Slicing Knives
Slicing knives are similar to carving knives in that they are long, thin and narrow. However, their blades are more flexible, allowing them to cleanly cut thin slices of fish, meat, vegetables or fruit. Slicing knives also often end in a rounded tip. This rounded tip ensures they don’t poke or tear meat (which would cause the meat to lose its juices and become less tender) so that each slice is lovely and tender. Tested by our chefs, our range of high-quality slicing knives includes those with hollow-edge indents that guarantee the finest and most delicate cuts.
FAQs
What is a slicing knife used for?
Slicing knives are used to cut meat, vegetables or fruit into thin slices. They have a flexible blade to reduce resistance, and often have a rounded tip to ensure they don’t tear the meat (which would cause the meat to lose its juices and become less tender).
What is the difference between slicing knives and carving knives?
There are two main differences – carving knives are more rigid than slicing knives, with tips that tend to be sharp and pointed. They are ideal for cutting into meat and difficult areas of a joint to separate meat from bone. Slicing knives are more flexible and often have a rounded tip, allowing them to cut meat, vegetables or fruit into fine, thin slices.

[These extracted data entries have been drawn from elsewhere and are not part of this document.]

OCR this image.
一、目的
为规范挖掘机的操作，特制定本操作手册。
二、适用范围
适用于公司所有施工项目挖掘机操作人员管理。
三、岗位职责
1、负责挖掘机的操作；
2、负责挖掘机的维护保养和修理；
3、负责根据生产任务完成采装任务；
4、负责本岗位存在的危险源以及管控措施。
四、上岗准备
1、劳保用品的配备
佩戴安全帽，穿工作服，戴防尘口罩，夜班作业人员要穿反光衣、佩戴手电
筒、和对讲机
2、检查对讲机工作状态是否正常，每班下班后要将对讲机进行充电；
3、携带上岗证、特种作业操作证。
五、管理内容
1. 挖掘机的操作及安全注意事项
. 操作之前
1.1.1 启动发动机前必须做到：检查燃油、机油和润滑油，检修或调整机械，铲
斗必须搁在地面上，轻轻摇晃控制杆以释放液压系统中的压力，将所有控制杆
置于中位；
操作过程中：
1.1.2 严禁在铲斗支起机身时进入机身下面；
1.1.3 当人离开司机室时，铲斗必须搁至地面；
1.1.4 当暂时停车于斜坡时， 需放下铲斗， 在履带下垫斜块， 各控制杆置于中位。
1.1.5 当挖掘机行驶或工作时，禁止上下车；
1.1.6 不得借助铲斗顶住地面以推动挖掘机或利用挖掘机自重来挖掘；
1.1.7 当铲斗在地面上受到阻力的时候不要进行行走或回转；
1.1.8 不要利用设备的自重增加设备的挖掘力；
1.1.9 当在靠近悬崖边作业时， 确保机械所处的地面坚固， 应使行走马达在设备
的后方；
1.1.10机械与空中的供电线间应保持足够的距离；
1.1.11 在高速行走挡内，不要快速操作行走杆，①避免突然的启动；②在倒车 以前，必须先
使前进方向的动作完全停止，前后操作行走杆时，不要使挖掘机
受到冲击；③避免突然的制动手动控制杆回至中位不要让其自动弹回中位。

What is the size of a slicing knife?
While there is no fixed length, the blades of slicing knives tend to be between 20 to 36 centimetres long. Their length, and the narrowness of their blades, make them ideal for slicing thin cuts of meat, vegetables or fruit. That being said, they are not ideal for precision cutting tasks like peeling or dicing, where a paring knife might be more appropriate.